Why spend the time and money to go to looking for items in a column?
Do readers in London, Kalgoorlie (in Western Australia), and Concordia Kansas really care about a trend spotting item about the pizza at the Golden Boy bar in San Francisco? Didn’t someone from Oakland land in Bartlett’s for saying “A trend, is a trend, is a trend!” or something quite similar?
The décor in the Golden Boy is heavy with slap art and it would take a considerable amount of work to expand that topic into column length but if we use it as an item, perhaps the assignment desk at the New York Times features desk will be inspired to assign that topic to one of the available writers and then we’ll just need to find and read the article to learn all about slap art.
Cold winter’s nights in Berkeley are an excellent time to read the classic novels that were assigned reading in high school and college many moons ago. We might get a good column if we complete our reading of Upton Sinclair’s “The Jungle.” We fully intend on writing a column as a review of Howard Zinn’s “A People’s History of the United States,” when we finish reading it.
On Thursday December 5, 2013, another aspect of the pathetic plight of the citizen journalist became apparent when it was announced that the supply of Liberal voices on the radio was being considerably diminished.
Is an online pundit criticizing Compassionate Conservative Christian propaganda on hundreds of radio stations a fair fight? Did anybody bet on the rebels holding off the Mexican army in the Alamo or was that situation so lopsided that the bookies declined any attempt to make such a long shot wager?

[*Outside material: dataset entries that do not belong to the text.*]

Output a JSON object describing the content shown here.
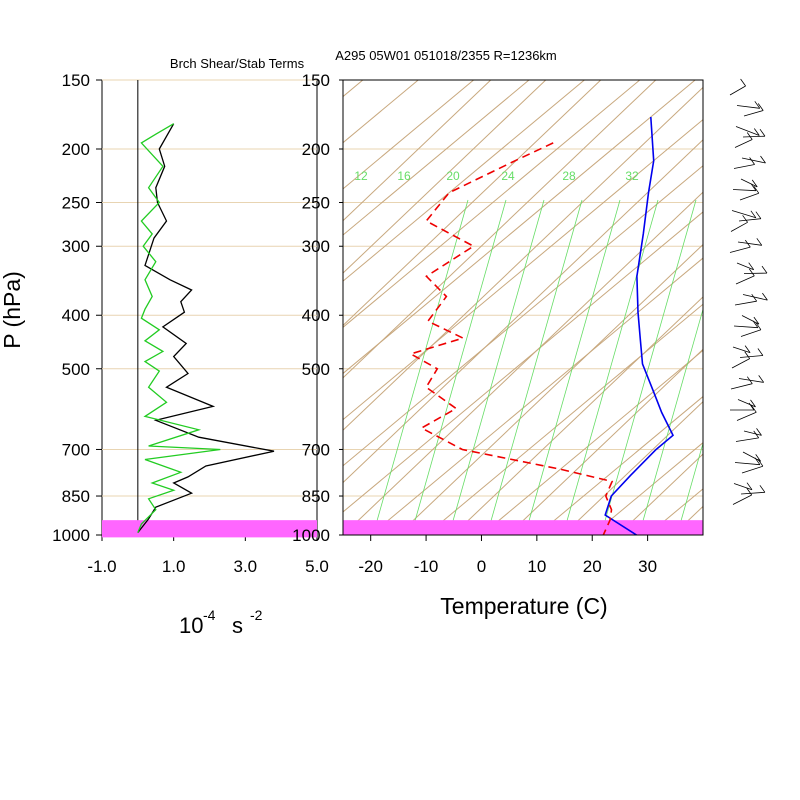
{
  "title": "A295 05W01 051018/2355 R=1236km",
  "left_panel": {
    "title": "Brch Shear/Stab Terms",
    "unit_label": "10",
    "unit_exp": "-4",
    "unit_s": "s",
    "unit_s_exp": "-2"
  },
  "y_axis_label": "P (hPa)",
  "x_axis_label": "Temperature (C)",
  "colors": {
    "isotherm": "#c8a87e",
    "pressure_line": "#e8d4b2",
    "mixing_ratio": "#66dd66",
    "temperature": "#0000ee",
    "dewpoint": "#ee0000",
    "shear_series": "#000000",
    "stability_series": "#22cc22",
    "surface_band": "#ff66ff"
  },
  "chart_data": [
    {
      "type": "line",
      "panel": "left",
      "title": "Brch Shear/Stab Terms",
      "xlim": [
        -1.0,
        5.0
      ],
      "x_ticks": [
        "-1.0",
        "1.0",
        "3.0",
        "5.0"
      ],
      "y_ticks": [
        "150",
        "200",
        "250",
        "300",
        "400",
        "500",
        "700",
        "850",
        "1000"
      ],
      "y_scale": "log-pressure",
      "series": [
        {
          "color": "#000000",
          "points": [
            [
              1.0,
              180
            ],
            [
              0.6,
              200
            ],
            [
              0.75,
              215
            ],
            [
              0.5,
              235
            ],
            [
              0.55,
              250
            ],
            [
              0.8,
              270
            ],
            [
              0.45,
              290
            ],
            [
              0.2,
              325
            ],
            [
              0.9,
              345
            ],
            [
              1.5,
              360
            ],
            [
              1.2,
              378
            ],
            [
              1.3,
              395
            ],
            [
              0.7,
              420
            ],
            [
              1.35,
              450
            ],
            [
              1.0,
              475
            ],
            [
              1.4,
              510
            ],
            [
              0.8,
              540
            ],
            [
              2.1,
              585
            ],
            [
              0.5,
              620
            ],
            [
              1.7,
              665
            ],
            [
              3.8,
              705
            ],
            [
              1.9,
              750
            ],
            [
              1.4,
              785
            ],
            [
              1.0,
              805
            ],
            [
              1.5,
              840
            ],
            [
              0.5,
              890
            ],
            [
              0.3,
              935
            ],
            [
              0.0,
              990
            ]
          ]
        },
        {
          "color": "#22cc22",
          "points": [
            [
              1.0,
              180
            ],
            [
              0.5,
              188
            ],
            [
              0.1,
              195
            ],
            [
              0.7,
              215
            ],
            [
              0.3,
              235
            ],
            [
              0.6,
              250
            ],
            [
              0.1,
              270
            ],
            [
              0.4,
              285
            ],
            [
              0.15,
              300
            ],
            [
              0.5,
              320
            ],
            [
              0.2,
              345
            ],
            [
              0.4,
              370
            ],
            [
              0.2,
              390
            ],
            [
              0.1,
              405
            ],
            [
              0.6,
              425
            ],
            [
              0.2,
              445
            ],
            [
              0.7,
              465
            ],
            [
              0.2,
              485
            ],
            [
              0.6,
              505
            ],
            [
              0.3,
              540
            ],
            [
              0.8,
              575
            ],
            [
              0.2,
              610
            ],
            [
              1.7,
              645
            ],
            [
              0.3,
              690
            ],
            [
              2.3,
              700
            ],
            [
              0.2,
              730
            ],
            [
              1.2,
              770
            ],
            [
              0.4,
              805
            ],
            [
              1.0,
              830
            ],
            [
              0.3,
              860
            ],
            [
              0.5,
              900
            ],
            [
              0.1,
              955
            ],
            [
              0.0,
              990
            ]
          ]
        }
      ]
    },
    {
      "type": "line",
      "panel": "skew-t",
      "title": "A295 05W01 051018/2355 R=1236km",
      "xlabel": "Temperature (C)",
      "ylabel": "P (hPa)",
      "xlim": [
        -25,
        40
      ],
      "x_ticks": [
        -20,
        -10,
        0,
        10,
        20,
        30
      ],
      "y_ticks": [
        150,
        200,
        250,
        300,
        400,
        500,
        700,
        850,
        1000
      ],
      "mixing_ratio_labels": [
        "12",
        "16",
        "20",
        "24",
        "28",
        "32"
      ],
      "surface_band_hpa": [
        940,
        1010
      ],
      "series": [
        {
          "color": "#0000ee",
          "dash": "solid",
          "points": [
            [
              -60,
              175
            ],
            [
              -50,
              210
            ],
            [
              -44,
              240
            ],
            [
              -36,
              285
            ],
            [
              -28,
              340
            ],
            [
              -20,
              395
            ],
            [
              -14,
              440
            ],
            [
              -8,
              490
            ],
            [
              0,
              550
            ],
            [
              6,
              600
            ],
            [
              13,
              660
            ],
            [
              13,
              700
            ],
            [
              14,
              780
            ],
            [
              15,
              850
            ],
            [
              18,
              920
            ],
            [
              28,
              1000
            ]
          ]
        },
        {
          "color": "#ee0000",
          "dash": "dashed",
          "points": [
            [
              -72,
              195
            ],
            [
              -75,
              210
            ],
            [
              -80,
              240
            ],
            [
              -78,
              270
            ],
            [
              -64,
              300
            ],
            [
              -66,
              340
            ],
            [
              -58,
              370
            ],
            [
              -56,
              410
            ],
            [
              -46,
              440
            ],
            [
              -52,
              470
            ],
            [
              -44,
              500
            ],
            [
              -42,
              540
            ],
            [
              -32,
              590
            ],
            [
              -34,
              640
            ],
            [
              -22,
              700
            ],
            [
              0,
              760
            ],
            [
              12,
              800
            ],
            [
              14,
              850
            ],
            [
              18,
              900
            ],
            [
              20,
              940
            ],
            [
              22,
              1000
            ]
          ]
        }
      ]
    }
  ]
}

Many moons ago the World’s Laziest Journalist facetiously suggested that eventually the effort to present the Liberal point of view on radio for Americans would eventually lead to a modern pundit doing a Wolfman Jack style of “voice in the wilderness” program on a very powerful signal being broadcast from outside the USA. Our reasoning was that it did happen in Germany in the Thirties and it would happen again in the USA eventually.
If a fellow happens to be a digital hermit living in a pad without Internet access how will he be able to monitor Liberal radio? It ain’t gonna happen.
We could still write about news that intrigues us such as the possibility that Tom Cruise will play Carroll Shelby in film to be title “Drive like Hell.”
We could write a column that features a “Twilight Zone” fan reading some forbidden Liberal Punditry about the Republican long range game plan and mutters: “It’s a cookbook!”
We could (maybe) find a two pound dog and use an image of that beast to symbolize Progressive Talk in the dog eat dog world of the contemporary scene on the radio dial.
There was a comedian back in the day who did a routine speculating about what would happen if the only rule parents gave to their kids was: “Don’t put beans in your ear.” Maybe Liberal talk show hosts should hawk T-shirts advising: “Don’t put clandestine radio ear candy in your brain!” and watch their ratings soar.
When will the Republicans learn the lesson Rev. Gene Scott taught the audience in L. A. Shouldn’t some forward thinking radio station be using the old “Best of” trick to broadcast Rush Limbaugh 24/7 every day of the year?
Watching Progressive Talk radio do the Cheshire Cat disappearing act, we are reminded of the last two sentences in “1984:” “He had won the victory over himself. He loved Big Brother.”
Now the disk jockey will play Dave Van Ronk’s “Romping through the Swamp,” Bob Dylan’s “Hurricane,” and Peter, Paul, and Mary’s “The Cruel War.” We have to go to a hootenanny. Have a “Kumbaya” type week.